— Поковиряемо! (Видит — лица боем не горят.) Хлопцы, вы не бойтэсь… Вы ще нэ бачили, яки ми бои на Украине приймали! Потроха хранцюзам пораскидаемо. Никому угля не дамо. Партизаньский уголь. Ми им нагрузимо!
— Щус, дай по банке!
— Могу усю команду угостыть. Тилько постарайтэсь.
Дернули по банке, кишки ожгли. Хорошо!
Балакают со Щусом, на часы поглядывают.
Партизаны берегом вперед выдвигаются — на эскадру цепью идут. Лихие хлопцы!
Петр Попов к прицелу орудия прилип. Минута осталась.
— Глаз выдавишь, Петро!
— Не бойсь.
Глядит Щус на эскадру. Оценивает.
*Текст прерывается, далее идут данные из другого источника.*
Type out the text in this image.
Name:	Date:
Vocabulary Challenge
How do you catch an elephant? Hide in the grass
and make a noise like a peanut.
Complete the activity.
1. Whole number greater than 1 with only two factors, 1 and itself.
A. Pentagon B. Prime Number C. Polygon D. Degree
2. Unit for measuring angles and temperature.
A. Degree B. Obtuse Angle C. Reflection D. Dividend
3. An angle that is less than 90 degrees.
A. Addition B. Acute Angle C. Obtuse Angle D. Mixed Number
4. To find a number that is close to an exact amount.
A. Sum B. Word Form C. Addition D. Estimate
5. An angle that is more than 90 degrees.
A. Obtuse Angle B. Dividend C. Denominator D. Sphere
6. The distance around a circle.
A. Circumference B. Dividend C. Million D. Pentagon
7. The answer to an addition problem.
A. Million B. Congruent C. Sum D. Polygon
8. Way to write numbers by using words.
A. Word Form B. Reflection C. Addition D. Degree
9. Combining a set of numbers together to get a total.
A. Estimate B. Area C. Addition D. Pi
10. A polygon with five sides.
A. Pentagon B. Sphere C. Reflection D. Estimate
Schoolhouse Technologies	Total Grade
Сам моряк. Петру Попову командует:
— Наводь, на полный!
— Есть.
Коротка минута. Поглядишь и дашь приказ — и истекла минута.
На часах двенадцать.
Полдень!
Полдень!
Корабли французские уголь грузят. Полдень!
Даже не видно, чтобы на палубах кто–нибудь к концам вышел.
«Спартак» стоит, не дымит — кочегары дело знают в совершенстве. Тут за один дымок — с кораблей плевок, и ваших нет. Действуют поэтому кочегары как надо. Пропадать неохота. Из трубы только теплый воздух, а дыму нет. Уметь надо.
Щус командует:
— Хлопцы, а ну, вдарьтэ!
У–ух, считай остаток жизни, французский адмирал!
Щус — матрос черноморский, рука повстанья Украины, — огонь с бронепоезда открывает, всей Антанте вызов бросая!
— Вдарьтэ, хлопцы!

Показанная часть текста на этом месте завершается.